Langit menekuk kedua alisnya dalam. "Kesepakatan apa?" Ia lega mendengar kalau gadis itu sudah bisa bertemu dengan kedua orangtua kandungnya.

"Kesepakatan kalo misalkan gue gak nurutin kemauan mereka, papa dan mama yang akan kena imbasnya, dan gue gak mau. Nanti kalo gue ketemu sama lo, gue bakal ceritain semuanya."

Langit menyandarkan tubuhnya di tembok. "Ya terus, kenapa gak kasih gue kabar, Bintang?"

"Sengaja."

"Sengaja lo bilang?" Langit nyaris pingsan.

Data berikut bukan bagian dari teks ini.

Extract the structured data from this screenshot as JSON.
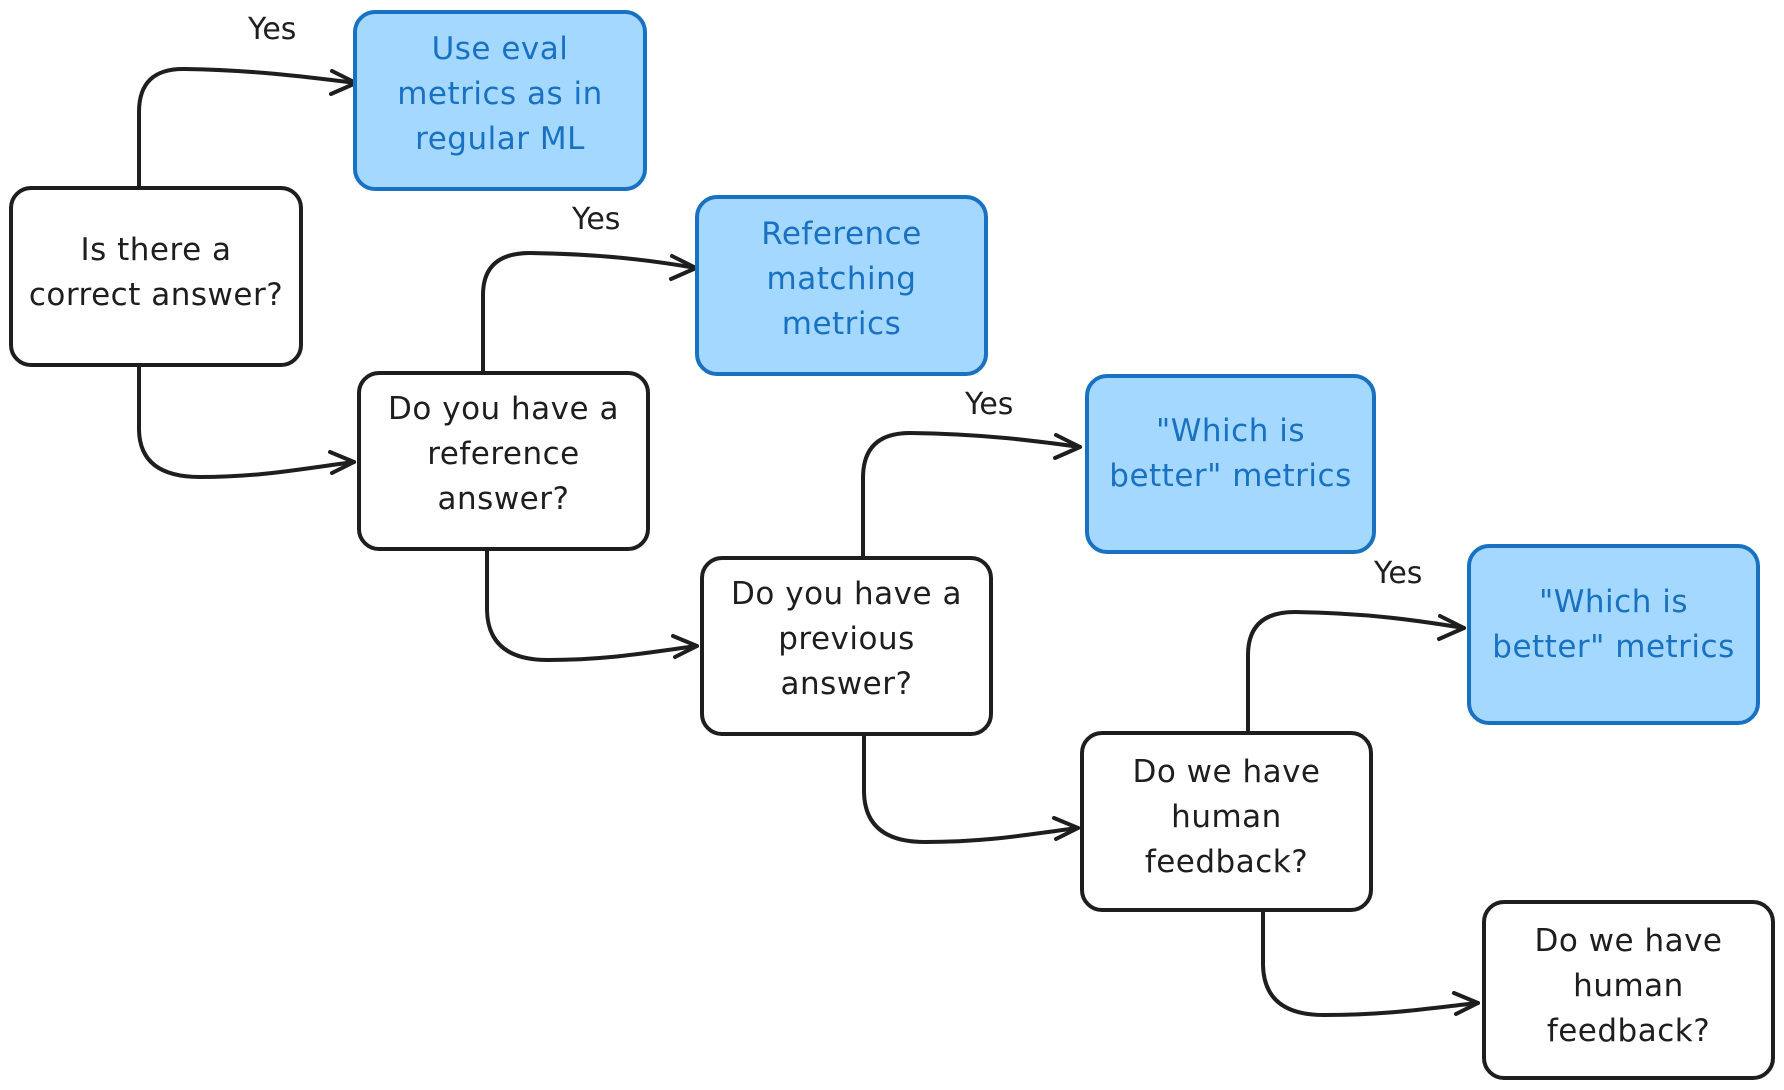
{
  "diagram": {
    "type": "decision-flowchart",
    "colors": {
      "stroke": "#1e1e1e",
      "question_fill": "#ffffff",
      "result_fill": "#a5d8ff",
      "result_stroke": "#1971c2",
      "result_text": "#1971c2"
    },
    "questions": [
      {
        "id": "q1",
        "lines": [
          "Is there a",
          "correct answer?"
        ]
      },
      {
        "id": "q2",
        "lines": [
          "Do you have a",
          "reference",
          "answer?"
        ]
      },
      {
        "id": "q3",
        "lines": [
          "Do you have a",
          "previous",
          "answer?"
        ]
      },
      {
        "id": "q4",
        "lines": [
          "Do we have",
          "human",
          "feedback?"
        ]
      },
      {
        "id": "q5",
        "lines": [
          "Do we have",
          "human",
          "feedback?"
        ]
      }
    ],
    "results": [
      {
        "id": "r1",
        "lines": [
          "Use eval",
          "metrics as in",
          "regular ML"
        ]
      },
      {
        "id": "r2",
        "lines": [
          "Reference",
          "matching",
          "metrics"
        ]
      },
      {
        "id": "r3",
        "lines": [
          "\"Which is",
          "better\" metrics"
        ]
      },
      {
        "id": "r4",
        "lines": [
          "\"Which is",
          "better\" metrics"
        ]
      }
    ],
    "edges": [
      {
        "from": "q1",
        "to": "r1",
        "label": "Yes"
      },
      {
        "from": "q1",
        "to": "q2",
        "label": ""
      },
      {
        "from": "q2",
        "to": "r2",
        "label": "Yes"
      },
      {
        "from": "q2",
        "to": "q3",
        "label": ""
      },
      {
        "from": "q3",
        "to": "r3",
        "label": "Yes"
      },
      {
        "from": "q3",
        "to": "q4",
        "label": ""
      },
      {
        "from": "q4",
        "to": "r4",
        "label": "Yes"
      },
      {
        "from": "q4",
        "to": "q5",
        "label": ""
      }
    ]
  }
}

"Iya, sengaja. Supaya gue fokus dulu sama keluarga gue, setelahnya baru gue bisa kabarin lo."

"Oh."

Bintang menjauhkan ponselnya saat tidak mendengar suara lagi. Tapi telepon itu masih tersambung. "Lang?" panggilnya pada Langit. Satu detik. Dua. Tiga. Empat. Hingga ke detik lima, belum juga dijawab. "Maaf kalo udah buat lo marah," kata Bintang sebelum memutuskan sambungan telepon itu.

...

"Mentari?"

"Ya?"

"Gu--abang boleh masuk?"

Bintang menatap pintu kamarnya. Terdiam beberapa saat. Lalu menjawab, "Iya." Dan terdengar pintu terbuka. Muncul sosok jangkung tegap itu. Astaga, Bintang masih saja deg-degan kalau bertatapan dengan abangnya sendiri.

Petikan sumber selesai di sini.